The title's use of 'Harlem' is geographically puzzling — Turpin spent his career in St. Louis, and in 1897 Harlem had not yet become the center of Black American cultural life it would become in the 1920s. Most historians believe Turpin was using 'Harlem' as a generic signifier of urban Black sophistication rather than a specific reference to the New York neighborhood. The piece itself is a straightforward multi-strain rag, less refined than Joplin's later work but full of rhythmic vitality that makes its historical importance feel earned rather than merely circumstantial.
Practice path
Play it as a historical document and as music.

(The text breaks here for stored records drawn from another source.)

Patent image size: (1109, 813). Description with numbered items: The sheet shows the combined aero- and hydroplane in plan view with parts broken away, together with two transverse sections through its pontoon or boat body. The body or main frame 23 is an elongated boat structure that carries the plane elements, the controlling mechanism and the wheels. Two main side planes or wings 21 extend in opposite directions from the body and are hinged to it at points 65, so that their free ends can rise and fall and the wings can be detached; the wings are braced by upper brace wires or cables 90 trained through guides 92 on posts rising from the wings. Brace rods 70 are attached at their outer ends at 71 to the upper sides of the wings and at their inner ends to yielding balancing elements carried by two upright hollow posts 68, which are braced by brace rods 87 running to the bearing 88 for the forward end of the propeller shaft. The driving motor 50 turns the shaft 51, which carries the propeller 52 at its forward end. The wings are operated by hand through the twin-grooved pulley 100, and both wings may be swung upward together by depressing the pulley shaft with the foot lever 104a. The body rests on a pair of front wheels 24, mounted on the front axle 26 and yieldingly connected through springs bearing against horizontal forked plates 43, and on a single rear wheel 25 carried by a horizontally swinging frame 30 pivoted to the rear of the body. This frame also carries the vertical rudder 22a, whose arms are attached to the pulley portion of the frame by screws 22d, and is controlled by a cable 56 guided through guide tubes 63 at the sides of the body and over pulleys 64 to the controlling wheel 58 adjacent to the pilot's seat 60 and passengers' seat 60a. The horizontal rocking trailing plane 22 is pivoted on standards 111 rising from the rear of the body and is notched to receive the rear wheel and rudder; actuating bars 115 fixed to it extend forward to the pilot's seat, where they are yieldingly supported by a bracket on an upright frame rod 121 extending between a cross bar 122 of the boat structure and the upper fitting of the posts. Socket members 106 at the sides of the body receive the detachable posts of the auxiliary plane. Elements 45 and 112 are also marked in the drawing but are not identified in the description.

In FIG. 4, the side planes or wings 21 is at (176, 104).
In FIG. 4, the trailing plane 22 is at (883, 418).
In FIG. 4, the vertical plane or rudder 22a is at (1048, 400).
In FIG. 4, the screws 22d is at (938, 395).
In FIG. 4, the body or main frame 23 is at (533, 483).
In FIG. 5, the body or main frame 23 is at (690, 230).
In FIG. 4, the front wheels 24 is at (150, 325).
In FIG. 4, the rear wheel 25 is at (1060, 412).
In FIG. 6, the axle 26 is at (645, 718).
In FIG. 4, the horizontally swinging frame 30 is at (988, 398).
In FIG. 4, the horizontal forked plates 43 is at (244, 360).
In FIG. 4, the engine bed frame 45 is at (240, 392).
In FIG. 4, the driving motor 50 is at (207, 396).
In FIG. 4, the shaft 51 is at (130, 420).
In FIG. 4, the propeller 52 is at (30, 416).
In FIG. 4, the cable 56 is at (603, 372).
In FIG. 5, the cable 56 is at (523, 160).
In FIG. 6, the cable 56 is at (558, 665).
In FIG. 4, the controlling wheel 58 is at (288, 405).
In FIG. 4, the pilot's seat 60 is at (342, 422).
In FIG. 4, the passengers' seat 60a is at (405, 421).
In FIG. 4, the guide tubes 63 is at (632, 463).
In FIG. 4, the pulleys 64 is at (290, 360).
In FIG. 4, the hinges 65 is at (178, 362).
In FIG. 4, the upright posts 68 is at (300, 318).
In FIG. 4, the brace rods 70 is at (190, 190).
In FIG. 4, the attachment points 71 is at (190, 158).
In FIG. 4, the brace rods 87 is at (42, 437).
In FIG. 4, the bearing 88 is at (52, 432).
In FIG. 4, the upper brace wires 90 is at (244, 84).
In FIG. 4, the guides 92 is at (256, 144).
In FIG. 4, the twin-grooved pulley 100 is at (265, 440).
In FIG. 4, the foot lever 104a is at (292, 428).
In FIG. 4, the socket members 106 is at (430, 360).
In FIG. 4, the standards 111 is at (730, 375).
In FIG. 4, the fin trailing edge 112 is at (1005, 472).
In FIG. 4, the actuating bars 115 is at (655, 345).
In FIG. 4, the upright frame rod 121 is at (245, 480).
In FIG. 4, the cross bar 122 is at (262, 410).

Harlem Rag's strains are relatively straightforward compared to Joplin's more intricate syncopations — a useful entry point for learning the ragtime idiom. Loop the opening strain at 65% tempo and focus on making the left-hand bass pattern absolutely steady. The piece rewards clean execution over expressive nuance; get the rhythmic framework right first and the style will emerge naturally.
Score basis: Generated MusicXML from Mutopia MIDI. Public domain composition; Public Domain (CC0) — Mutopia; MusicXML generated for Pianodemy. Attribution: Mutopia Project (https://www.mutopiaproject.org/cgibin/piece-info.cgi?id=443).
MIDI source: Mutopia Project (https://www.mutopiaproject.org/cgibin/piece-info.cgi?id=443). Public Domain (CC0) — Mutopia.
Questions
Before you practice.
Short answers for learners and for searchers deciding whether this is the right version to start with.
01Why is The Harlem Rag historically significant?
The Harlem Rag (1897) is the first known rag by a Black composer to be published in the United States. It predates Joplin's Maple Leaf Rag by two years and marks the beginning of ragtime as a commercial printed genre rather than an oral tradition.
02Why is it called The Harlem Rag if Turpin was from St. Louis?
In the 1890s 'Harlem' was used loosely as a synecdoche for Black American urban culture. Turpin published the piece in St. Louis; the name was a cultural reference rather than a geographical one, signalling the piece's roots in African American musical life.
How to use this V1
Direct, vital, and historically essential.
Harlem Rag was written before the genre had solidified its conventions — it feels rawer and more spontaneous than the polished rags of the 1900s. Use the loop feature to build steady tempo in each strain before moving on. Play with a direct, unhurried confidence rather than the forward-leaning urgency that works in later rags. This is music from the beginning of something.